Gold-related exchange traded funds are rallying, with gold prices topping $1,900 for the first time in eight months on escalating tensions between Russia and Ukraine with the threat of an all-out invasion.
Among the best-performing non-leveraged ETFs of Thursday, the Sprott Gold Miners ETF (SGDM) advanced 4.9%. Meanwhile, the Sprott Physical Gold Trust (PHYS) rose 0.8%. Comex gold futures were 1.6% higher to $1,902.2 per ounce.
“When times really get uncertain and anxiety is running high, gold is still the safe-haven asset to go to,” Jim Wyckoff, senior analyst at Kitco Metals, told Reuters.
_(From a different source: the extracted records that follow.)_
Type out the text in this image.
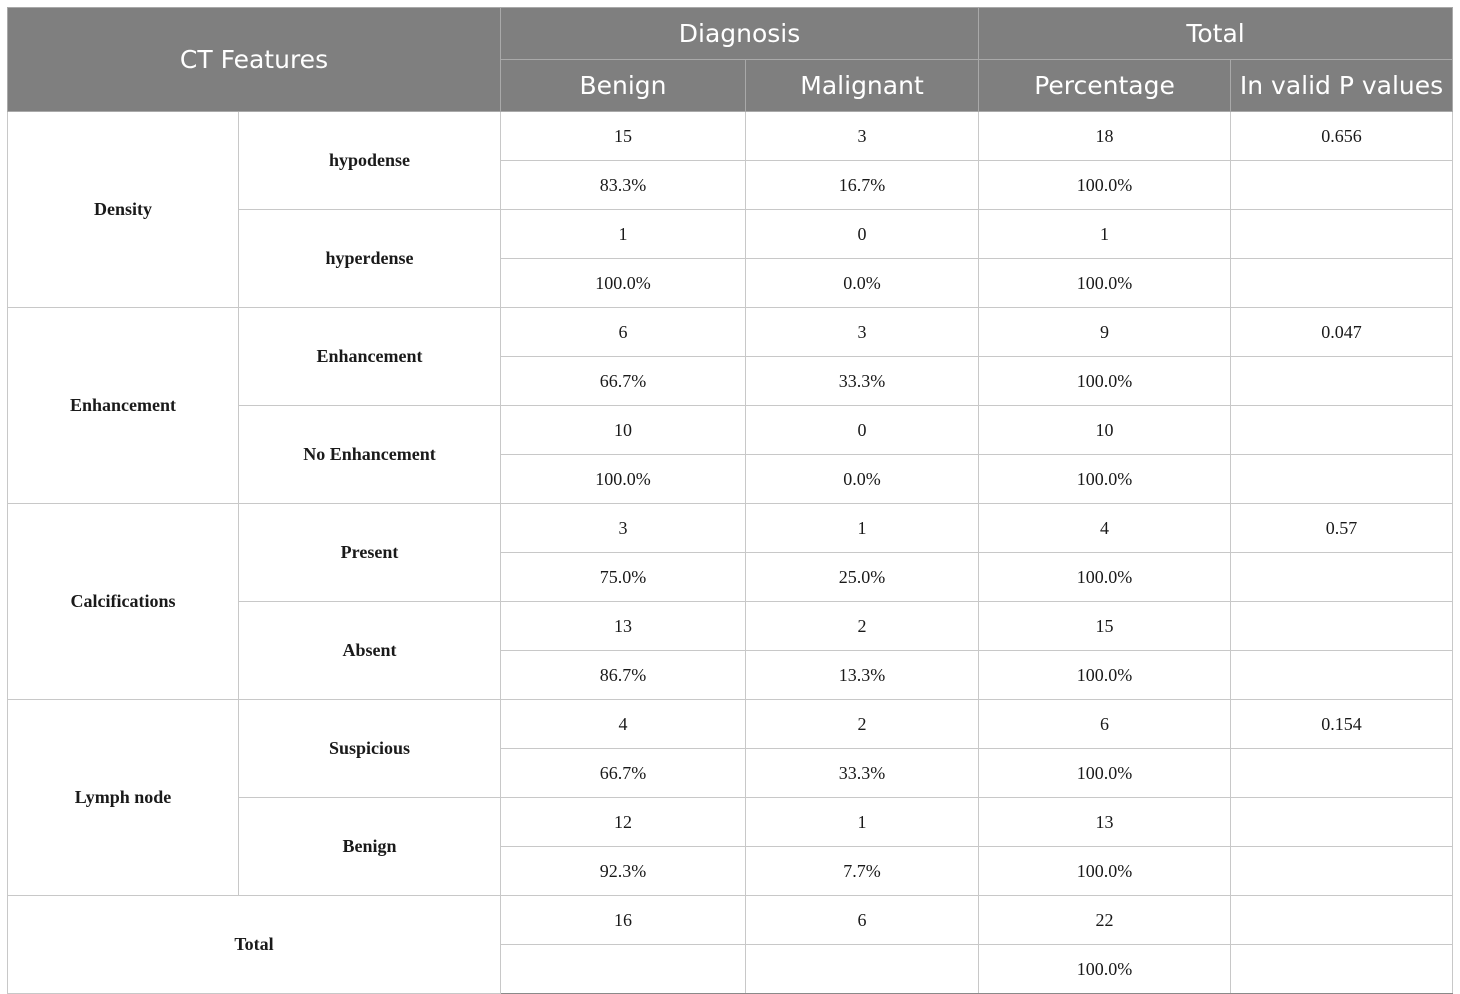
CT Features		Diagnosis		Total	
		Benign	Malignant	Percentage	In valid P values
Density	hypodense	15	3	18	0.656
		83.3%	16.7%	100.0%	
	hyperdense	1	0	1	
		100.0%	0.0%	100.0%	
Enhancement	Enhancement	6	3	9	0.047
		66.7%	33.3%	100.0%	
	No Enhancement	10	0	10	
		100.0%	0.0%	100.0%	
Calcifications	Present	3	1	4	0.57
		75.0%	25.0%	100.0%	
	Absent	13	2	15	
		86.7%	13.3%	100.0%	
Lymph node	Suspicious	4	2	6	0.154
		66.7%	33.3%	100.0%	
	Benign	12	1	13	
		92.3%	7.7%	100.0%	
Total		16	6	22	
				100.0%	
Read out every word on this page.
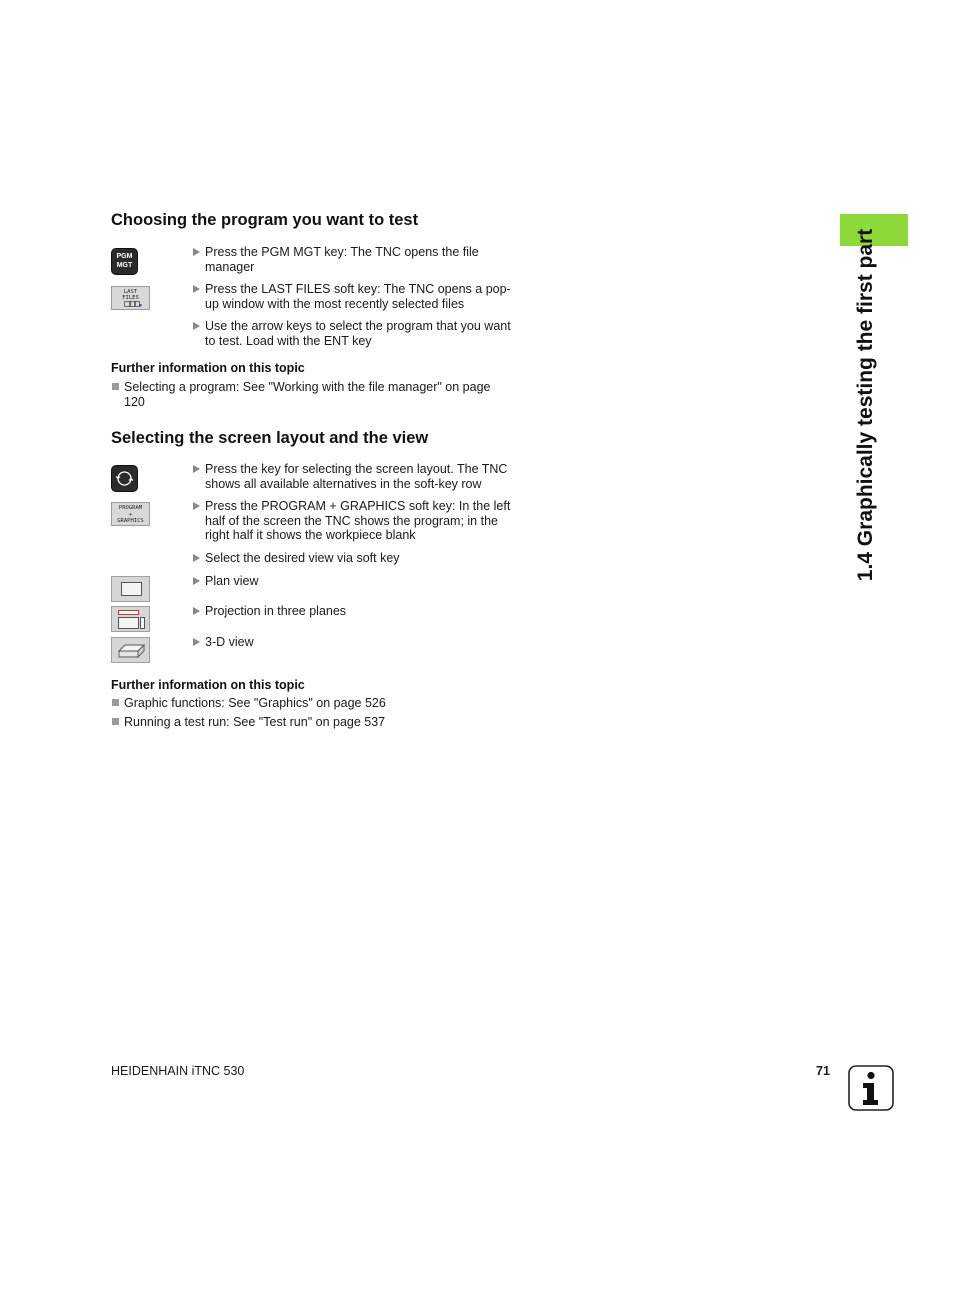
1.4 Graphically testing the first part
Choosing the program you want to test
PGM
MGT
LAST
FILES
Press the PGM MGT key: The TNC opens the file manager
Press the LAST FILES soft key: The TNC opens a pop-up window with the most recently selected files
Use the arrow keys to select the program that you want to test. Load with the ENT key
Further information on this topic
Selecting a program: See "Working with the file manager" on page 120
Selecting the screen layout and the view
PROGRAM
+
GRAPHICS
Press the key for selecting the screen layout. The TNC shows all available alternatives in the soft-key row
Press the PROGRAM + GRAPHICS soft key: In the left half of the screen the TNC shows the program; in the right half it shows the workpiece blank
Select the desired view via soft key
Plan view
Projection in three planes
3-D view
Further information on this topic
Graphic functions: See "Graphics" on page 526
Running a test run: See "Test run" on page 537
HEIDENHAIN iTNC 530	71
The rush to safe-haven assets comes after the White House warned of an imminent threat of invasion.
“An attack [on Ukraine by Russian forces] could come at any time,” according to a U.S. State Department spokesman late Wednesday, “preceded by a fabricated pretext [of] fake videos, false accusations.”
Diplomacy also appeared to have taken a back seat. Russia expelled deputy U.S. ambassador Bartle Gorman, censuring the U.S. for the heightened fears of a Russian invasion of Ukraine.
Along with its status as a traditional safe-haven hedge, gold may have also attracted some attention for its better store of value in the face of rising inflationary pressures.
“Not only do the events on the Ukrainian border have investors seeking out safe-havens, but it (gold) also offers inflation protection at a time of surging prices and the prospect of higher oil and gas prices, if Russia does invade,” Craig Erlam, senior market analyst at OANDA, writes in a note.
Minutes of the latest Federal Reserve policy meeting revealed that policymakers agreed it would “soon be appropriate” to hike benchmark overnight interest rates and that they would re-asses the rate hike timeline during each meeting.
“The latest FOMC minutes did not offer fresh hawkish clues,” Exinity analyst Han Tan told Reuters.